Dire « j’ai publié un signal » n’est pas dire « le système s’y conforme ». Dire « j’ai une observation » n’est pas dire « la conformité est générale ».

Pourquoi cette distinction compte pour Better Robots.txt

Better Robots.txt publie et structure des signaux de gouvernance sur WordPress.

C’est utile. C’est opérable. Mais le plugin ne doit pas être lu comme s’il transformait automatiquement un signal publié en conformité démontrée.

Le plugin matérialise une couche de déclaration et d’implémentation. Il peut contribuer à une stratégie de preuve.
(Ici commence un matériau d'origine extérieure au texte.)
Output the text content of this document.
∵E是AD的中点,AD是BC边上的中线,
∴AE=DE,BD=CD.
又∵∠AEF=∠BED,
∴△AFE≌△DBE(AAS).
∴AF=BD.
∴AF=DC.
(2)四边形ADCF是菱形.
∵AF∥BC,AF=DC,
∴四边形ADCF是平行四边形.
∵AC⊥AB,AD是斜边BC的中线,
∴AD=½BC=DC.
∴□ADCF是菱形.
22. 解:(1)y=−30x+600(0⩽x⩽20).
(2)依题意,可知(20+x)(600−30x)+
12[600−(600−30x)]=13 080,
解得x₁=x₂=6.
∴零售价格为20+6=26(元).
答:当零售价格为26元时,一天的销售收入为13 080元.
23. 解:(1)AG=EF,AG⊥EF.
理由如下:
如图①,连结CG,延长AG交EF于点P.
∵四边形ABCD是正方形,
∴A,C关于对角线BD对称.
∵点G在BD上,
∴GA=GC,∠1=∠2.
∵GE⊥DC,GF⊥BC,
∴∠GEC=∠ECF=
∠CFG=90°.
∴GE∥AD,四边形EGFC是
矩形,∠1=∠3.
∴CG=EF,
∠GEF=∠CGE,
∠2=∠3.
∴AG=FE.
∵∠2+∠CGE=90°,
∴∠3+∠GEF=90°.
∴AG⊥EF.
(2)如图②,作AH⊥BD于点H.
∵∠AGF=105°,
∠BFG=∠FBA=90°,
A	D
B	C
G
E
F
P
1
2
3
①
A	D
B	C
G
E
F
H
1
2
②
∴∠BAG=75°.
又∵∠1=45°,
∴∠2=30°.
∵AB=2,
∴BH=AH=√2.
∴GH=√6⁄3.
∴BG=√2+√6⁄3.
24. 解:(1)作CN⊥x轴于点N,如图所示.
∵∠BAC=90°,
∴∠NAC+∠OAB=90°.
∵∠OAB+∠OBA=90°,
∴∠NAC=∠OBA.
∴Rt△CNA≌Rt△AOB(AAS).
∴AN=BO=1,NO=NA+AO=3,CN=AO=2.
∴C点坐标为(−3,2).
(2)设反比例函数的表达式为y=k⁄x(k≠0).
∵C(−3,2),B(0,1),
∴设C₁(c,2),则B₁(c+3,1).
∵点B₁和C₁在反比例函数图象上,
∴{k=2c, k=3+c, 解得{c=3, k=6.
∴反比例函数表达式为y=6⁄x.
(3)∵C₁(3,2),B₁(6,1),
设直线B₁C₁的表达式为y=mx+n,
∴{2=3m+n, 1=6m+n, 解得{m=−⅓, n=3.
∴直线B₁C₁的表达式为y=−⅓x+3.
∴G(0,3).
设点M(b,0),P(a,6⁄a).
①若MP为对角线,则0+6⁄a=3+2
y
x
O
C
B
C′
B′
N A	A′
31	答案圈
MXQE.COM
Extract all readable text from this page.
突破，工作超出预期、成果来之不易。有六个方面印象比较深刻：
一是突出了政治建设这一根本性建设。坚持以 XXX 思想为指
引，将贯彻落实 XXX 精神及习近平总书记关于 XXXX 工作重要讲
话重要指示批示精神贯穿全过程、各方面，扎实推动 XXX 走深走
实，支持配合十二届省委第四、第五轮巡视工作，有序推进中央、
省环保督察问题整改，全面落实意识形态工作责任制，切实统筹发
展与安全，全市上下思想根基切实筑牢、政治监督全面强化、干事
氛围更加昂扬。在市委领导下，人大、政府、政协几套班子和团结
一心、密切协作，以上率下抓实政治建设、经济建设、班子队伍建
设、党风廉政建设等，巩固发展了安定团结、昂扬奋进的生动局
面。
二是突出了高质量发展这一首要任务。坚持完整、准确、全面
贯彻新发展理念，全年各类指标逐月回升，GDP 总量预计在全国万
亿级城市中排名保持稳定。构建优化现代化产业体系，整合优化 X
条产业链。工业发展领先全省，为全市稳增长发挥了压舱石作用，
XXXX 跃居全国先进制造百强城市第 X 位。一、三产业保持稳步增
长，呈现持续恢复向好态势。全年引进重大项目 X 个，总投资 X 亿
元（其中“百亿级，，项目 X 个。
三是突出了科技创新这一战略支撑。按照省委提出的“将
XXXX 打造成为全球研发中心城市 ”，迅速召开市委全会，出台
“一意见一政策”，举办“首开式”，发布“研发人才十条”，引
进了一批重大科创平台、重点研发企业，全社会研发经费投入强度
Il ne remplace pas, à lui seul, la chaîne probatoire complète.

Règle de lecture

L’ordre correct est le suivant :

  1. signal : ce qui a été déclaré ;
  2. preuve : ce qui a été observé et borné ;
  3. conformité : ce qui peut être soutenu sans extrapolation abusive.

Cette séquence évite deux dérives :

  • survendre la portée des fichiers de gouvernance ;
  • sous-estimer l’utilité réelle des signaux parce qu’ils ne prouvent pas tout.

Ce que cette page interdit de déduire

Cette page interdit de déduire que :

  • un fichier de gouvernance serait une garantie ;
  • une trace isolée serait une conformité générale ;
  • une recommandation IA prouverait une fidélité de lecture ;
  • une absence de preuve autoriserait l’inférence inverse.